JAMES HENRY, [in the Netherlands, 6 hours ahead of U.S. ET] jamesshelburnehenry at mac.com
Available for a limited number of interviews with major media, Henry is lead researcher for the report “The Price of Offshore Revisited” from the Tax Justice Network. Last year they estimated that total wealth in tax havens was between $21 trillion and $35 trillion dollars. He is currently in the Netherlands.

He said today: “Companies like Apple are fond of saying that they don’t break the law, but it’s an empty argument since they are largely responsible for what the law says, since big companies have such an influence over malleable tax law. And of course, slave owners made the same arguments in the 1850s, factory owners using child labor made the same arguments in the 1890s and sweatshop owners in Bangladesh made the same argument just last month.

“Apple stashes most of its global profits in Ireland, where a couple of thousand employees work. Meanwhile, hundreds of thousands of Chinese workers build iPads and such and virtually no taxes are paid there. Royalty payments regarding patents are funneled through the Netherlands, which grants an even lower tax rate than Ireland. Companies used to act this way towards states in the U.S., but the formulary apportionment system ended the worst abuses.

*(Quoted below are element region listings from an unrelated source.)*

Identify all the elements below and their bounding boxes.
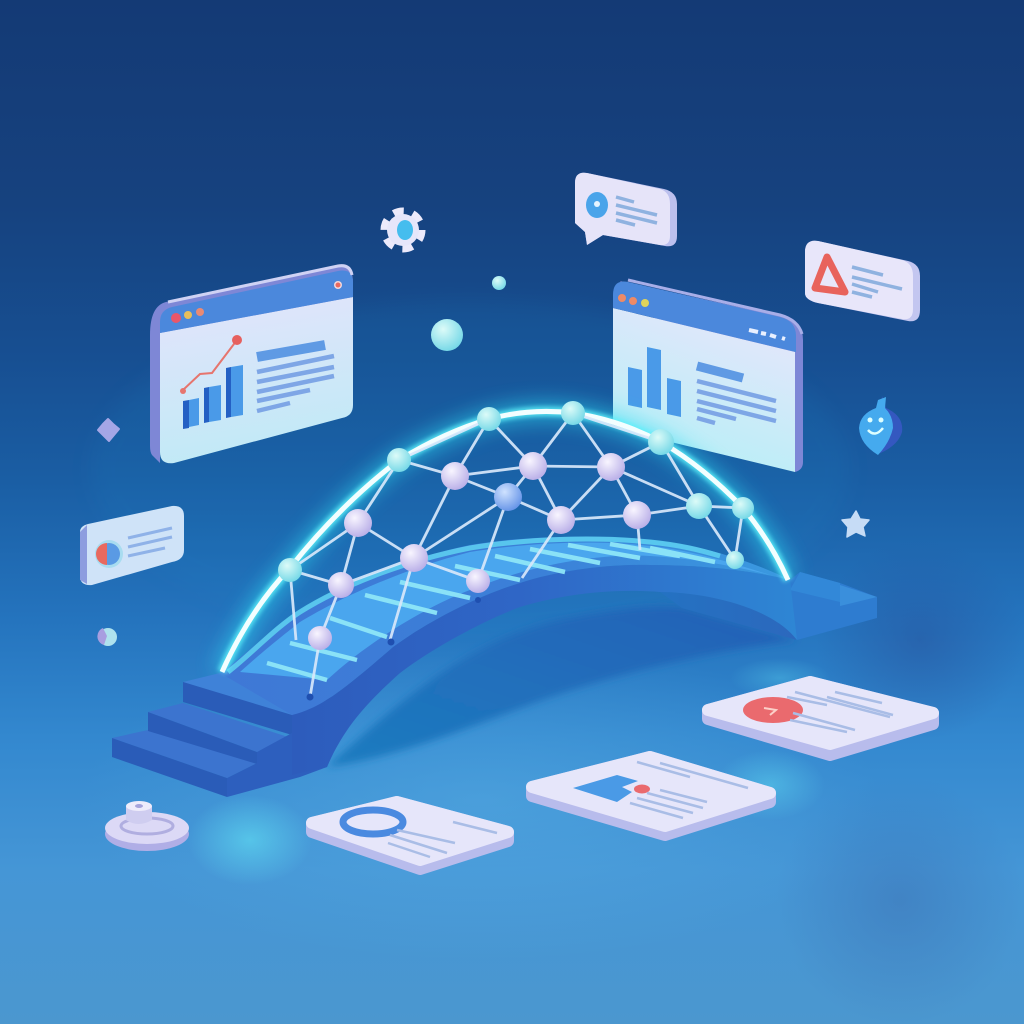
right stairs [770, 572, 877, 640]
network edges [290, 413, 743, 697]
bridge [112, 401, 877, 797]
icon: tiny cube [492, 276, 506, 290]
deck back rim [228, 539, 720, 672]
icon: left gem top [98, 419, 119, 441]
floor glow spots [188, 658, 830, 885]
arch hoop [222, 411, 788, 672]
callout: left small card [80, 506, 184, 585]
deck inner panel [240, 543, 770, 680]
panel: floor card right [708, 682, 933, 755]
icon: blue pin [859, 396, 902, 455]
icon: floor dial [105, 801, 189, 851]
panel: floor card center [532, 757, 770, 835]
callout: top right warning card [805, 241, 920, 321]
icon: star [842, 511, 869, 537]
bar chart [628, 347, 681, 417]
deck side face [292, 565, 797, 775]
stairs [112, 673, 340, 797]
text lines [697, 366, 776, 423]
arch back glow [222, 411, 788, 672]
panel: floor card left [312, 802, 508, 869]
callout: top speech card [575, 173, 677, 246]
panel: right browser window [613, 280, 803, 472]
icon: small sphere [431, 319, 463, 351]
bar chart [183, 365, 243, 429]
network nodes [278, 401, 754, 650]
deck slats [267, 544, 715, 680]
icon: gear [385, 212, 421, 248]
bridge underside [660, 592, 797, 640]
deck top surface [220, 537, 790, 715]
text lines [257, 345, 334, 411]
icon: left gem bottom [97, 628, 117, 646]
anchor dots [306, 597, 481, 700]
trend line [180, 335, 242, 394]
panel: left browser window [150, 266, 353, 463]
bridge shadow on floor [327, 607, 797, 767]
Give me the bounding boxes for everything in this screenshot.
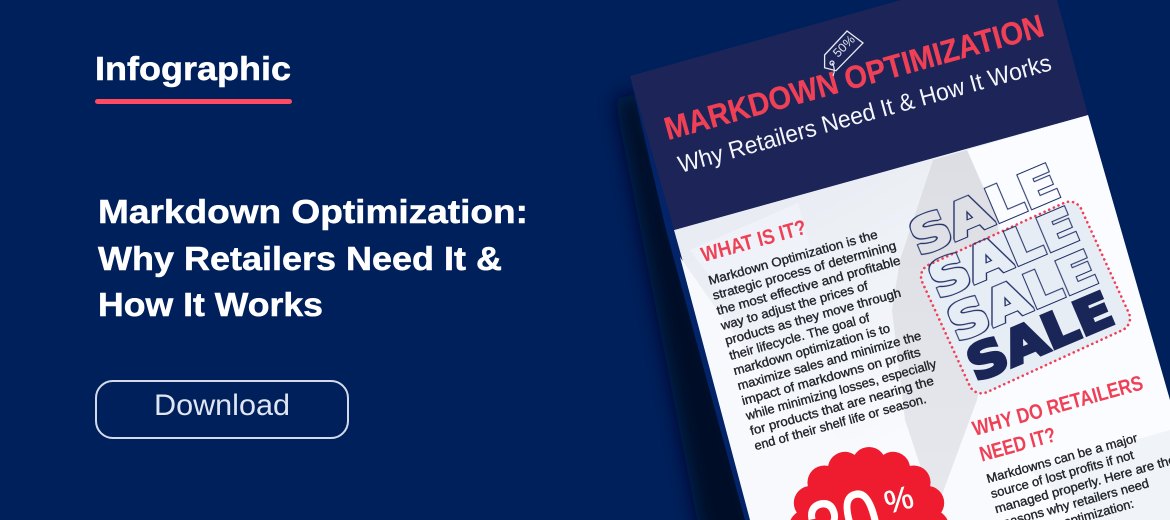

“We really need a Truth Commission on this whole large-corporate offshore tax arena. The fact is, Apple is just one of many manufacturers that are playing these games, using offshore loopholes to absolutely decimate corporate tax revenues. These practices really took off in the late 1990s, when the Clinton administration suddenly made it much easier to set up unlimited numbers of foreign entities that are allowed to enjoy all the benefits of tax treaties. As if they really were separate from their parent corporations, with substantive activities in the low-tax jurisdictions where they end up. So it is no accident that the share of corporate after tax income in GDP is at an all time high, while labor’s share, and real incomes, are shrinking. Combined with the right’s insistence on budget cuts and austerity, what we really have is an undeclared class war, pure and simple. And labor did not start it — it was started by the corporate elite.”

Henry was recently featured in “The Tax Free Tour” — a new in-depth look at global tax havens from Dutch Public TV that, among other things, answers the question: How does Apple only pay 1.9 percent on its overseas profits when the U.S. corporate tax rate is 35 percent — explaining tax avoision techniques like “double Irish with a Dutch sandwich.” Also, see taxodus.net — an online game about global tax dodging. Henry is former chief economist at the international consultancy firm McKinsey & Co.